拝謁のための部屋に各国代表が揃う中、私はトモミ様に付き添って部屋の中に入った。前もって「部屋に入ったら魔力遮断結界を解除するので覚悟しておいてね」と言われていたのだが、私は正しく意味を理解していなかった。単にトモミ様の強力な魔力が感じられる様に成るのだろう程度に考えていたのだ。その真の意味を悟った時、私は気絶したと言う初代女神代理官のアレフさんのことを思い出した。無理もない、私もあやうく気絶しそうだった。トモミ様の後にいて直接お顔を見ることが無かったから耐えることが出来たが、その超大な魔力とそれに伴う威圧感にただただ圧倒されるだけだった。トモミ様の正面に立つ各国の代表者がかわいそうになる。皆蒼白な顔で震えながらトモミ様に跪いていた。

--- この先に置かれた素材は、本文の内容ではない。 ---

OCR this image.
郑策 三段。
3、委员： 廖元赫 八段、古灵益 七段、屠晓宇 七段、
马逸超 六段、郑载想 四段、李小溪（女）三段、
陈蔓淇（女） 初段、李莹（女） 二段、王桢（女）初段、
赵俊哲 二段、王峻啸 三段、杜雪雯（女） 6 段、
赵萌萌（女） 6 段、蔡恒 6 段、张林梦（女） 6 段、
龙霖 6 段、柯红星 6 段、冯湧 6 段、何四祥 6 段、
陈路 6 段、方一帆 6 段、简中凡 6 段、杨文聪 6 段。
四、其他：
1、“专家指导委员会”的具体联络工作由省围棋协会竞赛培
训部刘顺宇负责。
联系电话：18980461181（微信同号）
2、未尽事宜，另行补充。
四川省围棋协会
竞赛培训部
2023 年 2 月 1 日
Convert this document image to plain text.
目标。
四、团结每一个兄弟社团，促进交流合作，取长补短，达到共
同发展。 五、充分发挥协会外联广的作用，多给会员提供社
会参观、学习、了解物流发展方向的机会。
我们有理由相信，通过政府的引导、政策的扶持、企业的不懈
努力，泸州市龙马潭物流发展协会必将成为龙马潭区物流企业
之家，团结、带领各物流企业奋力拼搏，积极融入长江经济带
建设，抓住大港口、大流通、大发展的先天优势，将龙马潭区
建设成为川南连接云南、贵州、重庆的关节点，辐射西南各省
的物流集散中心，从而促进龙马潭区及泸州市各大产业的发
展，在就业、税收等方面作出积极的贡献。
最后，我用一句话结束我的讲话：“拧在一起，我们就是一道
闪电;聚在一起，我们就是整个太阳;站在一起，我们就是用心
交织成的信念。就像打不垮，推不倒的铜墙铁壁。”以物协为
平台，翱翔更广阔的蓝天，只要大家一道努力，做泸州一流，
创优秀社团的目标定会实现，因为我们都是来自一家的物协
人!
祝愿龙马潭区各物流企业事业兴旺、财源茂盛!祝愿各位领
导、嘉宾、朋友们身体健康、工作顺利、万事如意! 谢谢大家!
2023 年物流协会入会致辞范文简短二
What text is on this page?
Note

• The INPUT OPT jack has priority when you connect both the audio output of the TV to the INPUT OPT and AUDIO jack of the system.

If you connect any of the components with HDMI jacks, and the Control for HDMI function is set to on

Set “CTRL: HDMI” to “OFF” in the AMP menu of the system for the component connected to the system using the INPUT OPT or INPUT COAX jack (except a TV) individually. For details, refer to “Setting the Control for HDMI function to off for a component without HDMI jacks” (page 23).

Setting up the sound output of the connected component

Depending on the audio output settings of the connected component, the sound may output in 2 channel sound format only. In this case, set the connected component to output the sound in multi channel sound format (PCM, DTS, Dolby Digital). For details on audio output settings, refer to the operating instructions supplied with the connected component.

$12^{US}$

「皆さん、お顔を上げてください。今日は私の招集に応じ遠路お越し下さり有難うございました。今年は私がこの惑星の女神として赴任してから1万年目になります。普段は皆様との接触を避けている私ですが、このめでたい年を是非皆様と共に祝いたいと考えたのです。皆さんのおかげでこの惑星はまずまずの進歩を遂げることができました。これからも平和で豊で優しい社会を目指して皆様のご助力を期待しております。明日より再び皆様の前に姿を現すことは無くなりますが、ここに居る女神代行官のアレッサさんは別です。彼女には引き続き私と皆様の仲介役として私の意向を皆様に届ける役目を担ってもらいます。アレッサさんの声は私の声と思って下さい。そして彼女を中心に纏まり、より素晴らしい惑星にするために協力をお願いします。」
とトモミ様は各国の代表全員に声を掛けられた。その後は各国の代表が順番にトモミ様に挨拶をしていった。皆顔面蒼白でしどろもどろである。ドワーフの国の首相だけが歓喜であふれた顔をしているのが印象的だった。そういえばドワーフ族はトモミ様の似姿として作られたという伝説があった。ドワーフ族はそれを信じ誇りとしているらしい。
その後トモミ様はベランダに出られ、集まった各国の信徒達に手を振って挨拶をされた。皆一応にトモミ様に向かって跪き祈りをささげている。遠くからでもトモミ様の偉大なお力を感じることが出来る様だ。私はトモミ様と初めてお会いした時に「貧相で小太りな女の子」と考えたことを思い出し赤面した。何と不敬なことを考えたのだろう。あの時の自分を蹴飛ばしてやりたい。
それからは世界が一変したと言っても良い。噂は噂を呼び、トモミ様は今一番ホットな話題である。世界中でトモミ様の話がされない場所は無いだろう。女神の信者数も一気に増えた。それに伴い、女神代行官はどの国にとっても神に次ぐ最高職として認識を改められた。私の言葉に皆が注目している。なにせ私だけが女神様とお会いすることが出来るのだ。獣人族の国とエルフ族の国の諍いもいつの間にか消えてしまった。これから惑星ルーテシアの新たな1万年がスタートするのだ。女神代行官の名を汚さぬためにも頑張らねば。